Shortly after the album’s release I was talking to Combat’s radio rep, a big guy named MegaDon. Spring break was coming up and I asked him if any Combat bands were playing NYC while I was in town. He said the Crumbsuckers were doing a CB’s Sunday matinee and filming it for some videos. I was fuckin’ stoked! Whenever I was home I’d work a bunch of shifts at Joey’s Luncheonette in Pelham to earn some extra scratch for albums, shirts and beer. On Sundays I’d open the store at 5:30AM and work until 2PM before space trucking into the city. MegaDon put me on the guest list so I had even more beer money than usual. I have no recollection whatsoever who else played that Sunday afternoon but I do remember the Crumbsuckers blowing the roof off the place. I’d only been to a few punk shows before this but this one was more nuts than usual, probably because of the cameras. It was only a few years ago that I saw the actual video for “Trapped.” Thankfully my ridiculous GBH style hair isn’t prominently featured.

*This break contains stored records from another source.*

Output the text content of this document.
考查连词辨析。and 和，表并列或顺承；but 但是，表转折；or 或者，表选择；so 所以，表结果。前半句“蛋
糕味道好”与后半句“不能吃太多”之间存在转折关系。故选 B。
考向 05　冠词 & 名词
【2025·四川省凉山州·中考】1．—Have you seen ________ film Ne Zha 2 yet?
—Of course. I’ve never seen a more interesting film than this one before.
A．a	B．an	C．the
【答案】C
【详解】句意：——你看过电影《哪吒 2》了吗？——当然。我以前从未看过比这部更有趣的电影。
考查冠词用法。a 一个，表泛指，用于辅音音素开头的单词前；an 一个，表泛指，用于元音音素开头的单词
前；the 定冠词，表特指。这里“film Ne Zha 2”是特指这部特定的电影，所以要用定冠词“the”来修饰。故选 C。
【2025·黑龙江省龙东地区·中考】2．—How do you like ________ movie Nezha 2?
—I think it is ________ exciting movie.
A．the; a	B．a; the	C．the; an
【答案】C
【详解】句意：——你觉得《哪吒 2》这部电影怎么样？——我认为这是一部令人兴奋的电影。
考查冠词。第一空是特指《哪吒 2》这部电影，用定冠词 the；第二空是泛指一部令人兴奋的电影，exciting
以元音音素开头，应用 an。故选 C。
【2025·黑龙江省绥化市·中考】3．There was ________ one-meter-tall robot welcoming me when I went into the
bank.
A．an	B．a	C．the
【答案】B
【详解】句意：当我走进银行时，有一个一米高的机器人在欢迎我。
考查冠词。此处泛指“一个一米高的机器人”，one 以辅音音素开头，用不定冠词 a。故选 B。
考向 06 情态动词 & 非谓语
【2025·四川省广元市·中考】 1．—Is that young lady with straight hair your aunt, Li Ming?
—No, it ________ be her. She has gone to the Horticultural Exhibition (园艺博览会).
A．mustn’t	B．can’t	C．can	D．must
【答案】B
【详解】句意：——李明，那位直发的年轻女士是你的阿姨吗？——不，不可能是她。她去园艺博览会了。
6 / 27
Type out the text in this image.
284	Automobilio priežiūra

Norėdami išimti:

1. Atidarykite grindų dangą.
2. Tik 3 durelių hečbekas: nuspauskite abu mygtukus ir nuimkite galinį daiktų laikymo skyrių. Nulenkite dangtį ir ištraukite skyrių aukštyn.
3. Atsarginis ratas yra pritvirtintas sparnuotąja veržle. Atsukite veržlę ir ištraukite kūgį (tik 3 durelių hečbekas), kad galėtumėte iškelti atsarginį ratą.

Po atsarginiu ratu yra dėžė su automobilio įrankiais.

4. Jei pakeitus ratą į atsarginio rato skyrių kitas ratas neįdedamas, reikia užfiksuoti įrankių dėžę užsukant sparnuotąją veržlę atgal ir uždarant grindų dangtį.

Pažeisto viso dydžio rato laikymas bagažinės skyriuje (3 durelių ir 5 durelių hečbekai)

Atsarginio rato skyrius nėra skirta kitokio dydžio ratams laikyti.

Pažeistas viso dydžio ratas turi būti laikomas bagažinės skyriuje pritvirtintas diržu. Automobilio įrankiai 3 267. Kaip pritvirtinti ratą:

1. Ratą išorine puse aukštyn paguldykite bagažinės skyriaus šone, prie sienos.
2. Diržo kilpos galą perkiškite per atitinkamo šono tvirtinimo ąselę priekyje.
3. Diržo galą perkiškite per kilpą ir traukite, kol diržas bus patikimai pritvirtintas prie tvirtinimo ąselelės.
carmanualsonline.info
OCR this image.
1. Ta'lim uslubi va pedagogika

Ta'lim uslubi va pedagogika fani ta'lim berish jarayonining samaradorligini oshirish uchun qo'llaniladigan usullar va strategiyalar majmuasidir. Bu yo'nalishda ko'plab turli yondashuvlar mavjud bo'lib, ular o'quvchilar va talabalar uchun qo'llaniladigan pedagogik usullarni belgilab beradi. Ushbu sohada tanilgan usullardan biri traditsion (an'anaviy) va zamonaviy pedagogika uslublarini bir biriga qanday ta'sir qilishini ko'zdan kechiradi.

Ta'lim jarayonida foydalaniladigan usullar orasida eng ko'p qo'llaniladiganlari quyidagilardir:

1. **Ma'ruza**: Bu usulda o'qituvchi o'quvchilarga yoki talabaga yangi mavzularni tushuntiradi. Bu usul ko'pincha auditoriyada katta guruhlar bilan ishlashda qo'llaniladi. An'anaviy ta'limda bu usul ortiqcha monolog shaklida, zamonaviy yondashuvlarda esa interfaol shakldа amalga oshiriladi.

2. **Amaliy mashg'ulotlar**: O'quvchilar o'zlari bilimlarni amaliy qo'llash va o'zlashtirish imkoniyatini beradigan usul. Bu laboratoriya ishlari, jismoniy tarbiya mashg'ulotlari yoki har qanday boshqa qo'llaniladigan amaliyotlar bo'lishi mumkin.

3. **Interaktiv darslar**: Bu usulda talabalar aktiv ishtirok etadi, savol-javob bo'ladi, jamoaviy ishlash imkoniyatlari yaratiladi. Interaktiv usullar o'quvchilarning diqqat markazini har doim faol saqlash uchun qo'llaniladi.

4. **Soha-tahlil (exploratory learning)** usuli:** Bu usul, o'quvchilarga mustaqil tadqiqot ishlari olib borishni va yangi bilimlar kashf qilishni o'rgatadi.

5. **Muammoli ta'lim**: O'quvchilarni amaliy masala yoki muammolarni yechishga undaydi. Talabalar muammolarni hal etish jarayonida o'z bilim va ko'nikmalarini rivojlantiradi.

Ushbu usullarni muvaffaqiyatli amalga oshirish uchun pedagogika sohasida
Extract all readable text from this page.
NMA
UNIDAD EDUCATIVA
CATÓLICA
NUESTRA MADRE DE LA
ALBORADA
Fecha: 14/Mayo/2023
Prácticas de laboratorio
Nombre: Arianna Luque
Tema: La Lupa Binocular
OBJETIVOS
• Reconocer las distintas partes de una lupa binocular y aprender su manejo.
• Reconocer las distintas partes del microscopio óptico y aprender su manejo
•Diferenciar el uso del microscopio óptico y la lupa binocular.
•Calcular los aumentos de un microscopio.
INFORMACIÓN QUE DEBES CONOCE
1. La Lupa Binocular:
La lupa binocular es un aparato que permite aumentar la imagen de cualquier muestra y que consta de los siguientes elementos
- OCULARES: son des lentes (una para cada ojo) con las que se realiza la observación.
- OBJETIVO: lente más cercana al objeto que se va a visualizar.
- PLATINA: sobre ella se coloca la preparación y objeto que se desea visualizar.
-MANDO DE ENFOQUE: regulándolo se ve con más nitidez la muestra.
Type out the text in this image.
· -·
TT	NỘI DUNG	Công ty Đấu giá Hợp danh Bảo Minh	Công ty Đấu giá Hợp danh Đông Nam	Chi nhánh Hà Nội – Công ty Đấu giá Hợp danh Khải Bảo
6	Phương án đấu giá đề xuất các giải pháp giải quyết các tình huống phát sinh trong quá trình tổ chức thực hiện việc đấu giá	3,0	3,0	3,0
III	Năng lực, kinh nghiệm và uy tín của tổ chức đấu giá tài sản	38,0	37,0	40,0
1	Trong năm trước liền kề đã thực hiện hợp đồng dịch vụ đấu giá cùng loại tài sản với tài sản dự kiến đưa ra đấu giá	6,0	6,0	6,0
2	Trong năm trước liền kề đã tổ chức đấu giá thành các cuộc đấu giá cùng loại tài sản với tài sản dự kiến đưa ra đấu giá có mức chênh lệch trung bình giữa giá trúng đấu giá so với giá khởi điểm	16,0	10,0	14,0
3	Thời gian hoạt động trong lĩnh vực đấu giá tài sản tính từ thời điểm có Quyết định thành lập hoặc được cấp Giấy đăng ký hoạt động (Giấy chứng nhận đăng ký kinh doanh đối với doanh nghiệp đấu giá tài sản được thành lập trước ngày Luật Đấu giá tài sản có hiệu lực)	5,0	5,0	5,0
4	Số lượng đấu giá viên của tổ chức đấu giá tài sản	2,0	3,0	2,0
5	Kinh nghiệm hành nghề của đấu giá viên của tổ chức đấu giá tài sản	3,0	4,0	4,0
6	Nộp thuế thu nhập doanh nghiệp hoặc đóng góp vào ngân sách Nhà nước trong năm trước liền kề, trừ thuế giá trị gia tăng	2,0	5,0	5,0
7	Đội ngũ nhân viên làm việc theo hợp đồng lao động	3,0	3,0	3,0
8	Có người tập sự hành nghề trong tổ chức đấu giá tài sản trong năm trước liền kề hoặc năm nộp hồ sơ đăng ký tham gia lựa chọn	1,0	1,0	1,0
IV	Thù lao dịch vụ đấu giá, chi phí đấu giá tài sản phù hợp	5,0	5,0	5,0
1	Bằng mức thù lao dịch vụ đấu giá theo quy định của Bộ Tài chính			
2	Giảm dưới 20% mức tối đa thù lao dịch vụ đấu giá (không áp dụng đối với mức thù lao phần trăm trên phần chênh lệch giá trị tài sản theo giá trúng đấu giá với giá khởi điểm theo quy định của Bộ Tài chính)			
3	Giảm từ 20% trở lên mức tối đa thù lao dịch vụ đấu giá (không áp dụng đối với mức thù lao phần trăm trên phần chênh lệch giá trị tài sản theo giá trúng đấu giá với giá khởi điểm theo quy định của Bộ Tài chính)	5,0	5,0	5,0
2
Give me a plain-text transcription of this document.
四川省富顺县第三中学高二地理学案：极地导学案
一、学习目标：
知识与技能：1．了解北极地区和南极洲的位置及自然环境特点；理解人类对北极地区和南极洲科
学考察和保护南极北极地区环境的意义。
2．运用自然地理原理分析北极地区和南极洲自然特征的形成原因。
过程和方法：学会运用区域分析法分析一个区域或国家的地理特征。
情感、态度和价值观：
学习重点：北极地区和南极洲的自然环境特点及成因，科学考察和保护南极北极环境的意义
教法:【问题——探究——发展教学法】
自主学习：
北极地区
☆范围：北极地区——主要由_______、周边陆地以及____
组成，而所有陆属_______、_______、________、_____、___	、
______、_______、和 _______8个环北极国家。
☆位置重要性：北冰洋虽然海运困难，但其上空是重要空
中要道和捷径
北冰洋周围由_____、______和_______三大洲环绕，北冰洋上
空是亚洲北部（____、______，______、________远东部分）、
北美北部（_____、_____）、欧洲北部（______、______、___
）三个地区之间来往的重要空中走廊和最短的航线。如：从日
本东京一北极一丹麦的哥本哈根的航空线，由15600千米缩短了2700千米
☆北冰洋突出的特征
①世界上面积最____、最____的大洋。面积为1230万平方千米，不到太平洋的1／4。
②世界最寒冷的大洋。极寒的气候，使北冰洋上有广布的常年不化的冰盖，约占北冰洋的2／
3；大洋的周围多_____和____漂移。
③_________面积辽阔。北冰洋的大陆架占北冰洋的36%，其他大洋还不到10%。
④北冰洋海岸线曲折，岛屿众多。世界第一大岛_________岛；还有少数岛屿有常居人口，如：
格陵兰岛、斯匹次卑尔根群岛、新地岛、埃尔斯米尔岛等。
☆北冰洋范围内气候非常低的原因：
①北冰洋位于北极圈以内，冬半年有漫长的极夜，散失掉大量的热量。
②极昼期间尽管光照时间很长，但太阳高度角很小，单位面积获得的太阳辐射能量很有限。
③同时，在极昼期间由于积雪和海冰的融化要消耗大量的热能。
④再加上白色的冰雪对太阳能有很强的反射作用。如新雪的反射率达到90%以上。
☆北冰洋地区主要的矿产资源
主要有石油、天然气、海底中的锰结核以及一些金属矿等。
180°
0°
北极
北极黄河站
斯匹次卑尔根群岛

As great as the CB’s show was, the one they played in Rochester later that year was even better. They were opening for Discharge at the Penny Arcade on a Tuesday or Wednesday night. This was gonna be a killer show! Then a friend of mine picked up the new Discharge album Grave New World. Holy shit, it sucked! At first we thought it was some kind of a spoof on King Diamond but each song was worse than the next. But there was no way we were gonna miss the Crumbsuckers no matter how bad the Discharge album was. The label hooked me up with a free ticket again and said if we got there early we could interview them. Me, Jon and a few other dudes piled in a car and got there just after soundcheck. The Crumbsucker guys were very cool and answered all of our stupid questions. Guitarist Dave Wynn was especially nice to us. All he wanted to do was smoke pot and talk about Frank Zappa, King Crimson and Santana. They were pretty adamant about saying they weren’t a hardcore band and wanted to be known solely as “Crumb-Rock.” They did some hilarious station ID’s for us using the “Crumb-Rock” tag-line. When it was show time they blasted out a killer set playing just about everything off of Life of Dreams but even faster. There was only about 20 or 30 people there but they didn’t let that bother them. Discharge was completely horrible. They sounded like Zebra. The only good part of their set was when they let Crumbsuckers vocalist Chris Notaro sing “State Violence / State Control” with them.
[If you'd like more info on Discharge's disastrous US tour for Grave New World, check out this report with amazing audio from their San Francisco show.]
Over the next year or so I saw the Crumbsuckers a few other times but those were definitely the most memorable occasions. Round Christmas 1987 I got an invite to the Relativity/Combat holiday party at the China Club in NYC. Most of the Crumbsuckers were there and we got really drunk while Joe Satriani played a set. I was looking forward to their next album but when Beast on My Back came out in 1988 it was a major disappointment. It was more metal but had all these parts that sounded like Queensryche. I was totally confused and not into it at all. That seemed to be most people’s opinion, though I know there are some out there who love the album. The band broke up not long after. They did a successful reunion show a few years ago and it’s just been announced that the Italian label F.O.A.D. is putting out a mint deluxe double album of early demos and live shows (pre-order info here). It looks awesome and I’m definitely ready for some more CRUMB ROCK!